All these years you thought your grandma had Alzheimers, and turns out she just didn’t want to talk to you.

@dafloydsta

[job interview]

“Tell me one of your long term goals”

Sleeping

“No, I meant-”

*leans in way too close* My answer isn’t going to change

@WestofCrazy

What is “Fine”

I’ll take passive-aggressive responses for $800, Alex…

@BillFienberg

Whenever my girlfriend and I share a meal, I let her have the first bite because I’m a gentleman.

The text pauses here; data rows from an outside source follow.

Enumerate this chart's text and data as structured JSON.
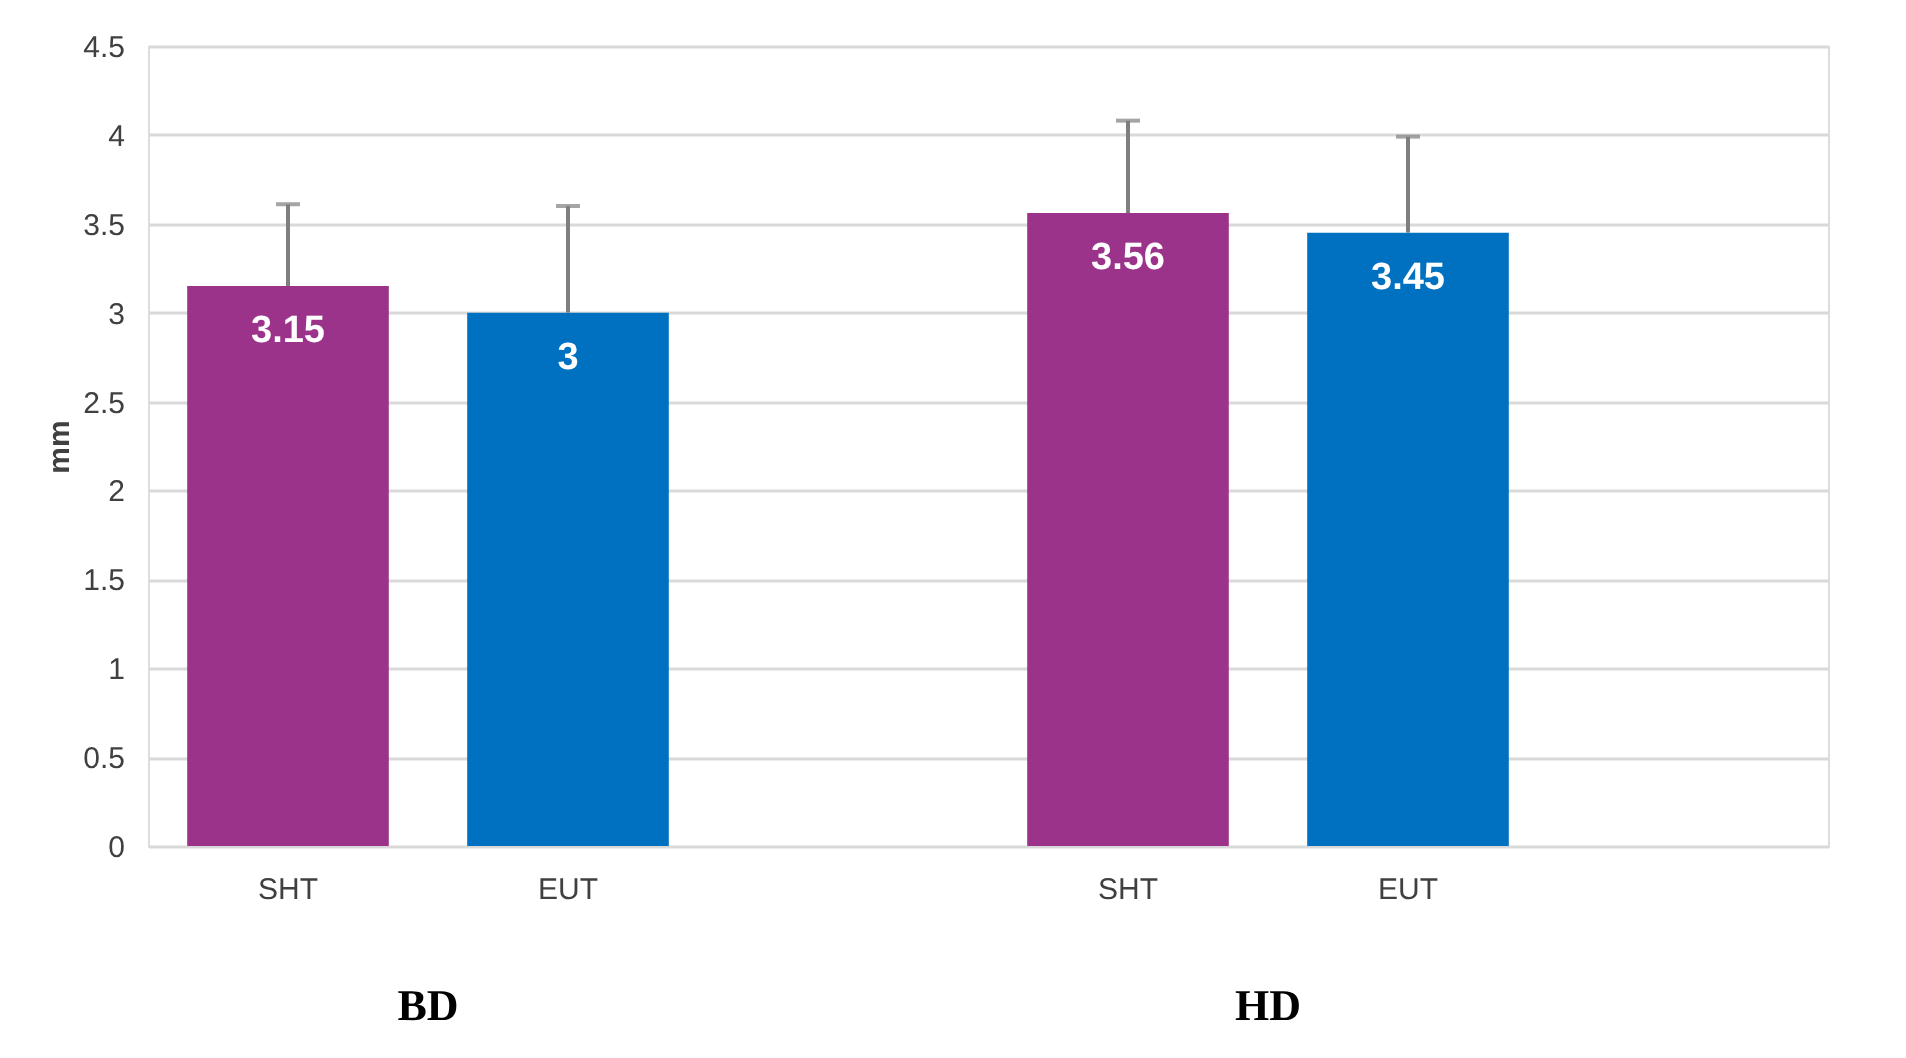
{
  "chart_data": {
    "type": "bar",
    "ylabel": "mm",
    "categories": [
      "SHT",
      "EUT",
      null,
      "SHT",
      "EUT",
      null
    ],
    "values": [
      3.15,
      3,
      null,
      3.56,
      3.45,
      null
    ],
    "colors": [
      "#9b338b",
      "#0070c0",
      null,
      "#9b338b",
      "#0070c0",
      null
    ],
    "errors": [
      [
        3.15,
        3.61
      ],
      [
        3,
        3.6
      ],
      null,
      [
        3.56,
        4.08
      ],
      [
        3.45,
        3.99
      ],
      null
    ],
    "data_labels": true,
    "ylim": [
      0,
      4.5
    ],
    "yticks": [
      0,
      0.5,
      1,
      1.5,
      2,
      2.5,
      3,
      3.5,
      4,
      4.5
    ],
    "grid": "y",
    "annotations": [
      "BD",
      "HD"
    ]
  }
}
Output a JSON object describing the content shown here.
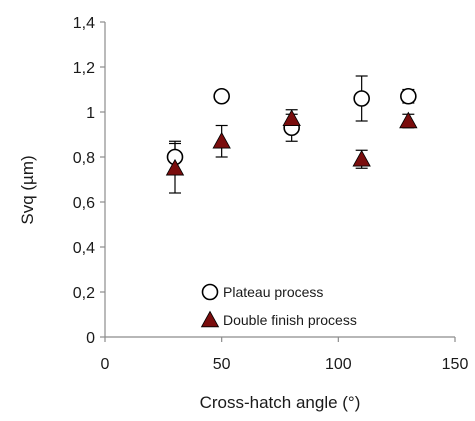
{
  "chart_data": {
    "type": "scatter",
    "xlabel": "Cross-hatch angle (°)",
    "ylabel": "Svq (µm)",
    "xlim": [
      0,
      150
    ],
    "ylim": [
      0,
      1.4
    ],
    "x_ticks": [
      0,
      50,
      100,
      150
    ],
    "y_ticks": [
      0,
      0.2,
      0.4,
      0.6,
      0.8,
      1.0,
      1.2,
      1.4
    ],
    "x_tick_labels": [
      "0",
      "50",
      "100",
      "150"
    ],
    "y_tick_labels": [
      "0",
      "0,2",
      "0,4",
      "0,6",
      "0,8",
      "1",
      "1,2",
      "1,4"
    ],
    "grid": false,
    "legend_position": "bottom-center",
    "series": [
      {
        "name": "Plateau process",
        "marker": "circle-open",
        "color": "#000000",
        "x": [
          30,
          50,
          80,
          110,
          130
        ],
        "y": [
          0.8,
          1.07,
          0.93,
          1.06,
          1.07
        ],
        "error": [
          0.07,
          0.02,
          0.06,
          0.1,
          0.03
        ]
      },
      {
        "name": "Double finish process",
        "marker": "triangle-filled",
        "color": "#7a0d0d",
        "x": [
          30,
          50,
          80,
          110,
          130
        ],
        "y": [
          0.75,
          0.87,
          0.97,
          0.79,
          0.96
        ],
        "error": [
          0.11,
          0.07,
          0.04,
          0.04,
          0.03
        ]
      }
    ]
  }
}
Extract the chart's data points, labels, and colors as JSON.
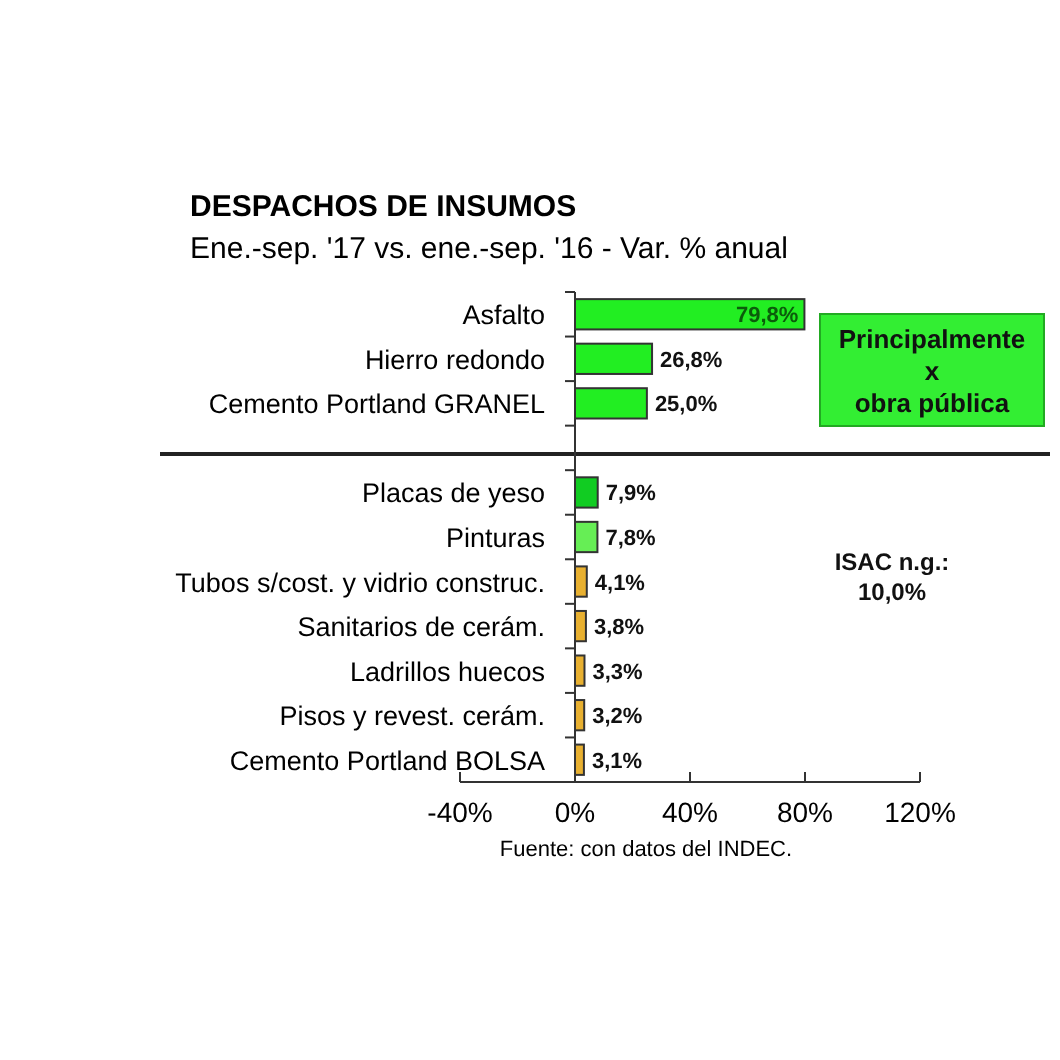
{
  "chart_data": {
    "type": "bar",
    "orientation": "horizontal",
    "title": "DESPACHOS DE INSUMOS",
    "subtitle": "Ene.-sep. '17 vs. ene.-sep. '16 - Var. % anual",
    "categories": [
      "Asfalto",
      "Hierro redondo",
      "Cemento Portland GRANEL",
      null,
      "Placas de yeso",
      "Pinturas",
      "Tubos s/cost. y vidrio construc.",
      "Sanitarios de cerám.",
      "Ladrillos huecos",
      "Pisos y revest. cerám.",
      "Cemento Portland BOLSA"
    ],
    "values": [
      79.8,
      26.8,
      25.0,
      null,
      7.9,
      7.8,
      4.1,
      3.8,
      3.3,
      3.2,
      3.1
    ],
    "colors": [
      "#22ee22",
      "#22ee22",
      "#22ee22",
      null,
      "#11cc22",
      "#66ee55",
      "#e8b030",
      "#e8b030",
      "#e8b030",
      "#e8b030",
      "#e8b030"
    ],
    "value_labels": [
      "79,8%",
      "26,8%",
      "25,0%",
      null,
      "7,9%",
      "7,8%",
      "4,1%",
      "3,8%",
      "3,3%",
      "3,2%",
      "3,1%"
    ],
    "xlim": [
      -40,
      120
    ],
    "xticks": [
      {
        "value": -40,
        "label": "-40%"
      },
      {
        "value": 0,
        "label": "0%"
      },
      {
        "value": 40,
        "label": "40%"
      },
      {
        "value": 80,
        "label": "80%"
      },
      {
        "value": 120,
        "label": "120%"
      }
    ],
    "annotations": [
      "Principalmente\nx\nobra pública",
      "ISAC n.g.:\n10,0%",
      "Fuente: con datos del INDEC."
    ]
  }
}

Also, to see if it’s been poisoned.

@msdanifernandez

If you liked “These Boots Are Made for Walkin” youll enjoy other hits like “This Toaster Toasts Things” and “Whats the Phone Number for 911”

@eTHEgoddess

Sometimes, when I’m bored, I tell my mother-in-law to relax.

@ArfMeasures

Me *tries to open website*

Captcha: Prove you’re not a robot

Me: How

Captcha: Live an emotionally fulfilling life

Me: can’t I just click on a box

@3sunzzz

M: Why are the crazies called insane instead of unsane?

Prosecutor: Number 3 is excused from jury duty.